Ainda que o filme tenha isso de acontecer simultâneo – a mistura das conversas e a inquietação da câmera que tudo toca – há um tempo individual, destinado a conhecer cada uma das mulheres que ali se expressam. A demora nos rostos se dá na proximidade do primeiro plano, um estreitamento do mundo para a aprendizagem de uma presença. Outro gesto constante é o cuidado em guardar a anatomia do lugar que as rodeia, o valor dos objetos que estão diante delas, um copo de cerveja, um doce de abóbora com coco, o som da fogo-apagou cantando ao fundo, a lâmpada fraca no topo da árvore, a beira do mar. A composição do quadro é toda feita de um manuseio artesanal das técnicas, sempre as mãos, dentro e fora do quadro.

Um encontro com a música

Não paro de pensar em como é o instante em que se concretiza o convite para que uma atriz cante. Com que corpo a pessoa que atua recebe a notícia de que sua personagem canta? Qual o volume de entrega que esse convite demanda? Me parece um convite querido por Glenda e Ary, que desde Café com canela (2017), criam personagens que cantam. Há ainda uma maquinação do filme para receber a música em sua própria forma, destreza que em Até o Fim se materializa de maneira fulminante no findar da história.

A tecla preta é a matéria inexata do piano, o lugar entre. A tecla preta é um semitom, mistério desafixado de nome, que desvia dos batismos e se refaz a cada escala. Até o Fim dedilha a tecla-tela-rosto-preto quando na última sequência do filme assistimos: o retrato das irmãs aparecendo, tela sustenida, rosto bemol, a um só tempo. Ajuntados os retratos, a tela preta se sustenta por dois longos minutos, a canção de Moreira, “Silêncio Odeon” é cantada por Wall e Arlete, a subida dos créditos fica em suspenso, ainda é filme demais. O semitom é a menor distância: “meu peito acordeom /quando você chegou”. O filme, peito aberto, ampara a chegada e a partida daqueles rostos, até que já nem os vemos mais. A música existe porque há o silêncio. O cinema acontece nessa noite da imagem.
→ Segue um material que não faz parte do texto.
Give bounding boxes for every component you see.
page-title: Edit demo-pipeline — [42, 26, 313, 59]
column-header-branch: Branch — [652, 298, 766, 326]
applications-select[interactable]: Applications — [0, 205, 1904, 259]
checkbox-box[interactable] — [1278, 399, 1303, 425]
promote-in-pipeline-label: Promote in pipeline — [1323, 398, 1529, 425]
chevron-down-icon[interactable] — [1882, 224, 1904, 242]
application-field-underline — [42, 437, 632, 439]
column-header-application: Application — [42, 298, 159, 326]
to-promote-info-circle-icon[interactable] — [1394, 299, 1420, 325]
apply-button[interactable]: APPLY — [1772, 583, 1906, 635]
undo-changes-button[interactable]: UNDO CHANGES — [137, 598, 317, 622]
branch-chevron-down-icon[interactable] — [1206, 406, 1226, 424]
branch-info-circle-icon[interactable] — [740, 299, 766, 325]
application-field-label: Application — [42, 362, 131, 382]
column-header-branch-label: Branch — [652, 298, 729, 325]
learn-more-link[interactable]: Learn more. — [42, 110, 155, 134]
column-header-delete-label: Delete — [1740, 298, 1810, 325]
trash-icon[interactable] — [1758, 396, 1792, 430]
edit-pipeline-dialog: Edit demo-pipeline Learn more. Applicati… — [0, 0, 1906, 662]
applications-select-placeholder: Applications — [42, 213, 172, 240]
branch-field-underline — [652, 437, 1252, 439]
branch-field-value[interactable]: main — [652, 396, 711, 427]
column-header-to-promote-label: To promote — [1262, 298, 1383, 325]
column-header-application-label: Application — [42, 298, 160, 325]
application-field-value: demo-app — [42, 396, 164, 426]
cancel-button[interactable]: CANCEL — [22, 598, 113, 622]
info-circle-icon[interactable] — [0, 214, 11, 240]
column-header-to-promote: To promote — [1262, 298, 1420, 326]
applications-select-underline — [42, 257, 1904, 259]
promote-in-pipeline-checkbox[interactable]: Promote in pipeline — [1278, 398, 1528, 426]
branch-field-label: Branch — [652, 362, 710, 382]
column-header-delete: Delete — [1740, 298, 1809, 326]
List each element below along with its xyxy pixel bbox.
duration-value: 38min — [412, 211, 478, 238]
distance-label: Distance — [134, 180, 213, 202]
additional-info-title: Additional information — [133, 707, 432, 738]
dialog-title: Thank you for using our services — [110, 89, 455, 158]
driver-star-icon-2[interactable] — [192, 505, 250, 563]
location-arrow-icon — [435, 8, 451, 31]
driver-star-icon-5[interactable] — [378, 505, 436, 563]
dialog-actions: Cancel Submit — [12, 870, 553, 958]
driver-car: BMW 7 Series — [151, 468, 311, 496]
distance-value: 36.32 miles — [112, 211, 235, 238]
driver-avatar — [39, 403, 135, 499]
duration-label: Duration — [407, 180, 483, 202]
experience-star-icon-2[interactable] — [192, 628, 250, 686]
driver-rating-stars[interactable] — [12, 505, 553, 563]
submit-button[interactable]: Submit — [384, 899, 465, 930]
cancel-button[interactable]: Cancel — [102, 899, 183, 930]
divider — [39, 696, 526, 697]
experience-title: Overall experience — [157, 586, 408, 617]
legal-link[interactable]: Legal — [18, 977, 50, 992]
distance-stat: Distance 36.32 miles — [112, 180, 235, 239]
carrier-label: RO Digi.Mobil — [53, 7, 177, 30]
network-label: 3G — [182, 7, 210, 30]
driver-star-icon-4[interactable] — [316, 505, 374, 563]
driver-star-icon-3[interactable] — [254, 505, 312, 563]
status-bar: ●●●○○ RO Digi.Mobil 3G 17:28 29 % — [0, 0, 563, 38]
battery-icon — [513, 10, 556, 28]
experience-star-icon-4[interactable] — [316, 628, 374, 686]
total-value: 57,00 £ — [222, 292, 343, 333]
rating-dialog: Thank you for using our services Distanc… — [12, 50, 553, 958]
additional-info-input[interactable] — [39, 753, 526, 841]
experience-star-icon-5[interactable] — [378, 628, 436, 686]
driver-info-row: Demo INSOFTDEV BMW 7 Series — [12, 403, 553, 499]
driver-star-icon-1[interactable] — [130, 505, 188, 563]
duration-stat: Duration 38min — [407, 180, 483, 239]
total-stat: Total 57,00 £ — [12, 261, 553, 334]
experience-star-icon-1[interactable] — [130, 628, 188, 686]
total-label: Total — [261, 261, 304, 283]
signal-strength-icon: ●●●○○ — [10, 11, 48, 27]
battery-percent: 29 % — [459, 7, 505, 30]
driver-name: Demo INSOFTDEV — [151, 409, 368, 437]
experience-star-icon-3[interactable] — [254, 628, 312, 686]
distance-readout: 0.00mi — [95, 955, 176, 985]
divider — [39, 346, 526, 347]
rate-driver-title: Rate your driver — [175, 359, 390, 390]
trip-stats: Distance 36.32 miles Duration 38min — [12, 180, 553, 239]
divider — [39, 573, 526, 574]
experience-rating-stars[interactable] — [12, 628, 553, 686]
O semitom é um acidente. E um pequeno abalo toma nossos olhos quando os olhos do filme decidem fechar-se. Os três esforços de Até o Fim se forjam em língua acidentada, entrecruzando-se na escuridão do plano final. A voz, primeiro instrumento que o corpo aprende a tocar, quando num grito a criança inaugura sua chegada no mundo, é experimentada mais uma vez de olhos cerrados. O desenho da vida em retrato, que consiste nessa dedicação a conhecer o mais inacabado dos terrenos – um rosto – só poderia ser com as luzes apagadas. Porque sentir um rosto no breu é o mais cabal dos toques, quando os olhos nos são arrancados e é preciso acordar todos os outros sentidos. A manifestação das faces de Geralda, Rose, Bel e Vilmar persiste até quando já não as enxergamos mais. E por fim, o encontro com a música: acordeom foi feito para tocar sem direcionar o olhar às teclas. Respirar no compasso do fole é saber de cor as distâncias, aprender o espaçamento das teclas, o caminho que os dedos precisam abrir e fechar para que a nota se cumpra. Quem bem conhece, toca de olhos fechados. Até o Fim é solo incerto, de relevo a ser percebido enquanto se anda. E se fazer o caminho de volta demanda um corpo que guarde a estrada a ponto de saber narrá-la, escolher regressar cantando no escuro é lançar-se no não-saber estrada alguma. É permitir que a estrada se faça em todas as cavidades por onde vibra a voz.